Hewlett Packard Enterprise (HPE) is looking to get out in front of a wave of consolidation in the IT outsourcing and services sectors by selling its services business to CSC for $6bn in stock and cash. The deal marks the latest and largest of HPE’s divestitures as the company shifts its focus toward building its software-defined infrastructure capabilities on the back of its legacy enterprise software and hardware group.
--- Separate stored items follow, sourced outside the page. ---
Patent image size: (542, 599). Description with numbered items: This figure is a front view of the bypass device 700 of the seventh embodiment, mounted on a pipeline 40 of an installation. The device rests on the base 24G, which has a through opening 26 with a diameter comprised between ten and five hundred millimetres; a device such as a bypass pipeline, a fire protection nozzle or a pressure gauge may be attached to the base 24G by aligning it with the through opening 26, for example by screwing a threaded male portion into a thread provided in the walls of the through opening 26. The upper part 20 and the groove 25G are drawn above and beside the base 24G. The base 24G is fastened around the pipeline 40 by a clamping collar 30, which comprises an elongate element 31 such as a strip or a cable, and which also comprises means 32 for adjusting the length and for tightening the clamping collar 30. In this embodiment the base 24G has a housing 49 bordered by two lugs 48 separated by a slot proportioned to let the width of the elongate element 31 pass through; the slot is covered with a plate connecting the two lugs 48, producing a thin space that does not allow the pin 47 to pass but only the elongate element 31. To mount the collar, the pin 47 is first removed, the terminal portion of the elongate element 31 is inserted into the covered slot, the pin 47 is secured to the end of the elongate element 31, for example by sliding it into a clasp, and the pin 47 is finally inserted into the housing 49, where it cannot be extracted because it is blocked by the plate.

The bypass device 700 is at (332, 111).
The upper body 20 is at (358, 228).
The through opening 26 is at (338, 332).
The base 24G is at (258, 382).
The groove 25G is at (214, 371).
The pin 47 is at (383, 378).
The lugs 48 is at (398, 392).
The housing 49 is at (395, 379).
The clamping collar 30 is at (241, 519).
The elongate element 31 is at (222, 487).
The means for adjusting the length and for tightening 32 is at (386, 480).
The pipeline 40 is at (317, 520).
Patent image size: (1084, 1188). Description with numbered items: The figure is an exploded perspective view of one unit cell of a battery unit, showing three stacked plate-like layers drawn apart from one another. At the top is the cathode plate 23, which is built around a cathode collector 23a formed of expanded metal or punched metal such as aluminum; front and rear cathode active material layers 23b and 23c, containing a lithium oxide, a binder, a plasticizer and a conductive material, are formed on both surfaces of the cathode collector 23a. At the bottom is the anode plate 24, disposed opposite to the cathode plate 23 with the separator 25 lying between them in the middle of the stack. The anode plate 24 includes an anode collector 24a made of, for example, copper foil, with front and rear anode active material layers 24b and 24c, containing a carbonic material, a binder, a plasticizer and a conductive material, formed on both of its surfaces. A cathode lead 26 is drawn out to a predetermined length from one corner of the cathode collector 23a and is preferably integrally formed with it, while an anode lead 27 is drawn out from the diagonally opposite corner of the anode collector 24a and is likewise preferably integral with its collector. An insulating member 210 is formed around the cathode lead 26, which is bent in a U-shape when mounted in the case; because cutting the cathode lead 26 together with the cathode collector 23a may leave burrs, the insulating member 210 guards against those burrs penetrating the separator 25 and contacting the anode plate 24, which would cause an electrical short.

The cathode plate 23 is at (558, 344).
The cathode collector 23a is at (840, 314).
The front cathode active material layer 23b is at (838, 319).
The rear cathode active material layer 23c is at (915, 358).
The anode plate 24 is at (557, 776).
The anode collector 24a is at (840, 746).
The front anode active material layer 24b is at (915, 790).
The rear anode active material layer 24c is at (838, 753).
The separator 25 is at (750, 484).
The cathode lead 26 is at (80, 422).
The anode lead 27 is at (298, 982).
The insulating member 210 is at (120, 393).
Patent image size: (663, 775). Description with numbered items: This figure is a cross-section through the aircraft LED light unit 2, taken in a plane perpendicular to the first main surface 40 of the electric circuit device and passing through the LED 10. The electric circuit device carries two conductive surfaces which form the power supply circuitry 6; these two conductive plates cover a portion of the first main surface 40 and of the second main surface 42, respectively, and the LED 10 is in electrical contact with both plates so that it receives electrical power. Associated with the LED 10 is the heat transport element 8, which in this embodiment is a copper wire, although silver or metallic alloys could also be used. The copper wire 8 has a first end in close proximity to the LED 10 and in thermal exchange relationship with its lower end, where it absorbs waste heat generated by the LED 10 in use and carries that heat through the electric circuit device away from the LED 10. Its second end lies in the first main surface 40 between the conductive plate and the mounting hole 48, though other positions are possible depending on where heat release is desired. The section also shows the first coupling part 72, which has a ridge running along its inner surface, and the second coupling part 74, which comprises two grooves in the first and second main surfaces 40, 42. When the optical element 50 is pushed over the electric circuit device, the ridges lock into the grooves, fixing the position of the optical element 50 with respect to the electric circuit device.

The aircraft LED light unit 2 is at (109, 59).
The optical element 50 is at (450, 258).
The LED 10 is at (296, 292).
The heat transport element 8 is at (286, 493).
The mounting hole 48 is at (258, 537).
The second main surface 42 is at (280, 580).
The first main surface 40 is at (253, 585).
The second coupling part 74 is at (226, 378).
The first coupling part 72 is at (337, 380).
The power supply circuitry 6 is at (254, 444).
In divesting its services division, the company risks losing one of its largest sales channels, although not selling the unit presents the same risk as HPE was unlikely to invest heavily in a line of business that’s outside its primary focus just to keep up with market consolidation.
CSC will hand over half of its equity (valued at $4.6bn before the announcement, although CSC stock jumped by one-third afterward) to HPE’s shareholders to acquire the services business. In addition, it will pay $1.5bn in cash to HPE and assume $2.5bn in liabilities, including pension payments and $300m in an outstanding bond taken out by EDS. The deal is structured as a Reverse Morris Trust, where HPE will spin off the target to its shareholders and sell it to CSC in a 50:50 merger, making it a tax-free sale. It values the unit at $8.5bn, or 0.4x trailing revenue – below the 0.6x that HP paid to buy EDS back in 2008.
Along with the cash and stock, CSC has agreed to maintain the level of purchases of HPE gear to service the target’s legacy customers for the next three years. This give HPE a window to maintain a major sales channel while bolstering its appeal to CSC and other major IT services providers, now that it will no longer be a competitor. HPE CEO Meg Whitman will have a seat on CSC’s board and HPE will name half of CSC’s directors.
Although the services unit has shrunk under HPE’s ownership, it had become more profitable in recent quarters. Its top line declined 2% year over year in Q1, but the total value of its contracts and the value of new accounts were both up, suggesting that declines were leveling off. In the overall IT services space, a wave of consolidation will make that increasingly tough to maintain. According to 451 Research’s M&A KnowledgeBase, $27.8bn worth of IT services and outsourcing businesses have been sold this year, already topping last year’s tally and on pace to be the highest total value of such deals since 2007. All of that despite this year being among the lowest in IT services transaction volume.
HPE may have been slow to invest in its services business as the market for traditional IT outsourcing declines and the demand for newer, business application-focused services increases – however, CSC has shown no such hesitation. CSC has inked seven acquisitions in the past 12 months, including consolidation plays such as today’s move and the $720m pickup of Xchanging, as well as deals for new talent and tech, such as its recent acquisitions of SaaS specialists Fruition Partners and Aspediens.